Moradores suspeitam que eles são ligados ao fazendeiro Antônio Borges Peixoto.
Após o episódio, Ronieli e seu companheiro Lucival Fernandes da Silva precisaram sair às pressas quando um terceiro homem armado não identificado apareceu no local durante a madrugada. “Nós tá se sentindo ameaçado mesmo, por que a pessoa vir uma hora dessa na casa da gente com arma, com certeza não é coisa boa que ele tá planejando. E tamo aí pra esperar o que a justiça vai decidir pra nós”, diz Ronieli.
O companheiro de Ronieli, Lucival Fernandes, pede mais segurança às autoridades. “Eu quero ficar aqui com segurança. Eu quero um termo de viver pra mim e pra minha esposa, em qualquer justiça do mundo aí, a gente quer um termo de viver. Por que o cara hora dessa na minha porta com arma moço, isso é covardia.

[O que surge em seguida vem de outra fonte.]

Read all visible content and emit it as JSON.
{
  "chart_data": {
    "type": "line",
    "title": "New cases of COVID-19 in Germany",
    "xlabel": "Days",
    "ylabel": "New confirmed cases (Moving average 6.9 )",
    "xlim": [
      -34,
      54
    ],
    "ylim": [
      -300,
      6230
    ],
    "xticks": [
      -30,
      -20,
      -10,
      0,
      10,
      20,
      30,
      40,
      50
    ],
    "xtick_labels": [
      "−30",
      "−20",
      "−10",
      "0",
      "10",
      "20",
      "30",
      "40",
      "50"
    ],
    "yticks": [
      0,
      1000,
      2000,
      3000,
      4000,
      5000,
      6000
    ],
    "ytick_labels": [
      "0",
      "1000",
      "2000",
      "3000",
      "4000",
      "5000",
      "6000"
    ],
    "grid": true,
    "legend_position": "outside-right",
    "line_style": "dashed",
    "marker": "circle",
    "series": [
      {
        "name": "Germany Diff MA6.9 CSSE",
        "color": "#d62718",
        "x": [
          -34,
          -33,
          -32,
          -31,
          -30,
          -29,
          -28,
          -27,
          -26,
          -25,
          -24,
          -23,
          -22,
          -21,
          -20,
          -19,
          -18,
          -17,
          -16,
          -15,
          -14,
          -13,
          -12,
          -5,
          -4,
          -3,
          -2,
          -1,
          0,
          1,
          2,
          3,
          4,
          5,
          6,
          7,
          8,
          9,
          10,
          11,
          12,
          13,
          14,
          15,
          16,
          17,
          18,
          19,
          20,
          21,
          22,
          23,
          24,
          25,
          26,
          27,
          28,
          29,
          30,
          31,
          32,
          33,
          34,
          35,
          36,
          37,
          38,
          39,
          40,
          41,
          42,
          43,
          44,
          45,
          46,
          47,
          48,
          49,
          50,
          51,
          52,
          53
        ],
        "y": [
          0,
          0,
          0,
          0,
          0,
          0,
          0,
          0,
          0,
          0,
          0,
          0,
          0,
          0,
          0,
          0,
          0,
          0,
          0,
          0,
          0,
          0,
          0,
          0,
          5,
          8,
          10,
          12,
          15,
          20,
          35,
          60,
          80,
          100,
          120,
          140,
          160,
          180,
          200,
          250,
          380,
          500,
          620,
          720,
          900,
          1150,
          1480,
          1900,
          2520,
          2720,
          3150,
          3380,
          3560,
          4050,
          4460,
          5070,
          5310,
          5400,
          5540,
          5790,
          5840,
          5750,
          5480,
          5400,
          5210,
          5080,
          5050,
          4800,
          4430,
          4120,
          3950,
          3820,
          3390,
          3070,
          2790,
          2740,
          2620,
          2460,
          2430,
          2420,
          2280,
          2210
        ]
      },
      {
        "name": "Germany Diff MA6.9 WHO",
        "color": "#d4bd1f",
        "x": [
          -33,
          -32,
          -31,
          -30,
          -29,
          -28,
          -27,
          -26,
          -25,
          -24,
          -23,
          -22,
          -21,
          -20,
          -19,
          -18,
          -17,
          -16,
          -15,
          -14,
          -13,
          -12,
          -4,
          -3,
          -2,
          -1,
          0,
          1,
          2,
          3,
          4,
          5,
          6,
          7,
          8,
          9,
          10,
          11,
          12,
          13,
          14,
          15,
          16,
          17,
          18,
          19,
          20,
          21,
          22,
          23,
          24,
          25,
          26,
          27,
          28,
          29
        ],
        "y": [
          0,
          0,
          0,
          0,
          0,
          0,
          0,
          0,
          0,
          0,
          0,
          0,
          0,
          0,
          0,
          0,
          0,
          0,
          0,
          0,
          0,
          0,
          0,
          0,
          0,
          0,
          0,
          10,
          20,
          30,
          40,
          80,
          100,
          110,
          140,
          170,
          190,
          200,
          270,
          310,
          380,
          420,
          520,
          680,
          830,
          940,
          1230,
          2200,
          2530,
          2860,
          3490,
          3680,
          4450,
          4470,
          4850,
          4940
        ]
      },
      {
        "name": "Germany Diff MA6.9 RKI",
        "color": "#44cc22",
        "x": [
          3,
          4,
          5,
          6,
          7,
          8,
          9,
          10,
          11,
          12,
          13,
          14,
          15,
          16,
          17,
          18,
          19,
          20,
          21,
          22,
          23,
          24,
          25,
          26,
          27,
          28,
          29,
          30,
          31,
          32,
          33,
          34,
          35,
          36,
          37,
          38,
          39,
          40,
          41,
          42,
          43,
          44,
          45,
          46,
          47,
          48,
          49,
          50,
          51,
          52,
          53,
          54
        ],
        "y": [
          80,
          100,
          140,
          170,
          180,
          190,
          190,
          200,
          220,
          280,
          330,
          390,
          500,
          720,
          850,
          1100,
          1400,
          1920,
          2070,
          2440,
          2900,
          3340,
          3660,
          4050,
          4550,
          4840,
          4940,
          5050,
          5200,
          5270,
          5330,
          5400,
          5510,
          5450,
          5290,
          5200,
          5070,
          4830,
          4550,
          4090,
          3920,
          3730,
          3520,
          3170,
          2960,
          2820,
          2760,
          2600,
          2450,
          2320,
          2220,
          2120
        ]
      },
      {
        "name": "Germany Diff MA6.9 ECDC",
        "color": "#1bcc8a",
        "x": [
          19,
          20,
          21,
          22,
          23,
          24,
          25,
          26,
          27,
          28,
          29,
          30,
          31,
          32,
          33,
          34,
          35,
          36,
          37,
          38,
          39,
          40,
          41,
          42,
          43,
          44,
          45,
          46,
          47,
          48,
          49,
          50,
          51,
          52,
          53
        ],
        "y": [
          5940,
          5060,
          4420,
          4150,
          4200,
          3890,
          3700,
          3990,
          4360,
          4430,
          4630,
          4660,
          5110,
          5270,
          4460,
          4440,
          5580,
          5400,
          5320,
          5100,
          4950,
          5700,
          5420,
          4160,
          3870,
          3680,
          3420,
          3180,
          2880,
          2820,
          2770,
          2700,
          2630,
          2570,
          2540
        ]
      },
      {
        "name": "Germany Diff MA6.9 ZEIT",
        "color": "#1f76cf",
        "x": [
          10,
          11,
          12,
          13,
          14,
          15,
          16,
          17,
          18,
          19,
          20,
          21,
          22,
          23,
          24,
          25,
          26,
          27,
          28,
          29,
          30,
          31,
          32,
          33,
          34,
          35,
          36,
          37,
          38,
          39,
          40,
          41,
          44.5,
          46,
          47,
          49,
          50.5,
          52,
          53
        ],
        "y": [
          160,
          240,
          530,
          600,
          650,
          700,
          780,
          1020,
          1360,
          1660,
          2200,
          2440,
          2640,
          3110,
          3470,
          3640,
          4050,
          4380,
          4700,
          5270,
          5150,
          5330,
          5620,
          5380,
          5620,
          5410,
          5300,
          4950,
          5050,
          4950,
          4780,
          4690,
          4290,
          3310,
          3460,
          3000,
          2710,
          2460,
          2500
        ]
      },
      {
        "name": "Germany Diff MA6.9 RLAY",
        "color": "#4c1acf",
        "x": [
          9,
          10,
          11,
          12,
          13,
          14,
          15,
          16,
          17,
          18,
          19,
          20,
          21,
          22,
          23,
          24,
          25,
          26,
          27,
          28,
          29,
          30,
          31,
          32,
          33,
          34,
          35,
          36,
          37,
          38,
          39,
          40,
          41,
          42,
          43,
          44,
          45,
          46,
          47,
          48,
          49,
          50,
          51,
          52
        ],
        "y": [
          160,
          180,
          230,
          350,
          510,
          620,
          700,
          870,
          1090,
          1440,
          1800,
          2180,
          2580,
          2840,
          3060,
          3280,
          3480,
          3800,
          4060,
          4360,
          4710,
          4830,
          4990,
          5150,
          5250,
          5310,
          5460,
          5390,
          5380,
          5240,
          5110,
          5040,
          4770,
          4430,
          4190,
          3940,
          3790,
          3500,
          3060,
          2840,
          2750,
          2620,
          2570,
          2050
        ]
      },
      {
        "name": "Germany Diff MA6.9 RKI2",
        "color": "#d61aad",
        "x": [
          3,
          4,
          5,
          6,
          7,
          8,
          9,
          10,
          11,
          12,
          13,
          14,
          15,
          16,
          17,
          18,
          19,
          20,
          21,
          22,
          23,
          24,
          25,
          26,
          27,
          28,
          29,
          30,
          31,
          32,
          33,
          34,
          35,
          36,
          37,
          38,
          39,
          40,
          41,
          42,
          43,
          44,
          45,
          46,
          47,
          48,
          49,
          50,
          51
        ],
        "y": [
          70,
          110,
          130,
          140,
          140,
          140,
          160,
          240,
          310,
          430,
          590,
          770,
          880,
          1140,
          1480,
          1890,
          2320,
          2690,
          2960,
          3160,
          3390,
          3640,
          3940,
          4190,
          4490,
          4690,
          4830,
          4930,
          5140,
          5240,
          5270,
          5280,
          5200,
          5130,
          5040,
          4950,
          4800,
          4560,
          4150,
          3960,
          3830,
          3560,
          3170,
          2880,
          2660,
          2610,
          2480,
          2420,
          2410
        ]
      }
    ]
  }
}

Tá feio”, reclama.
Queimarem casas “virou hábito”
A defensora Bia Albuquerque, também à frente do caso, explica que acionou a justiça para impedir novas invasões dos “pretensos proprietários da área”. “Foi concedida liminar favorável, a PM começou a fazer a segurança na área e aí recebemos notícia de que alguém teria incendiado a casa de farinha de um outro morador”, completa.
A defensora se refere à propriedade do agricultor Lindoval Ferreira da Silva que foi incendiada no dia 26 de março — há 11 dias. Lindoval vive e se sustenta da roça. Como mostra o vídeo abaixo, o lugar ficou destruído pelo fogo. Lindoval não viu quem incendiou o local. O caso foi encaminhado à Delegacia de Conflitos Agrários (Deca) de Altamira, explicou a defensora.
O problema, explica Erasmo, é que “virou um hábito” queimarem casas sem ninguém ser investigado e punido. “Já foram umas três casas queimadas nos últimos meses”.
Imagens mostram também a destruição da casa do agricultor José Pereira de Oliveira, 59 anos, em outubro de 2020. “Queimou tudo, as plantações, queimou barraco, queimou tudo. Eu só quero que a justiça tome providência disso aí que tá fazendo cinco meses e até hoje eu não vi um resultado”, reclama. Ele se refere à sentença que poderia botar um ponto final ao conflito.
Segundo o agricultor, ele teria visto “um vaqueiro do senhor Antônio Borges Peixoto” saindo do local quando do incêndio de sua casa.
“Eu vi um vaqueiro do Peixoto, moreno, magro, alto. Ele saiu se despistando com conta que não era ele. A 100 metros era a cerca da divisa nossa com seu Antônio Peixoto. Ele montou no burro e saiu gritando o gado disfarçado mas não adiantou o disfarce dele por que foi ele que saiu de lá da residência”, denuncia.
Sua companheira, dona Baiana, desabafa: “Eu estou querendo receber o que foi destruído da minha casa, por que não tem condições de deixar uma velha de 60 anos só com a roupa do corpo. Eu nunca fiz nada de mal, tô querendo é conseguir meu pedaço de terra pra mim trabalhar. Eu não tô roubando, eu tô trabalhando em cima da terra. Que vocês tomem providência enquanto é cedo. Se tem justiça, eu quero justiça”.
A reportagem não localizou o fazendeiro Antônio Borges Peixoto até a publicação.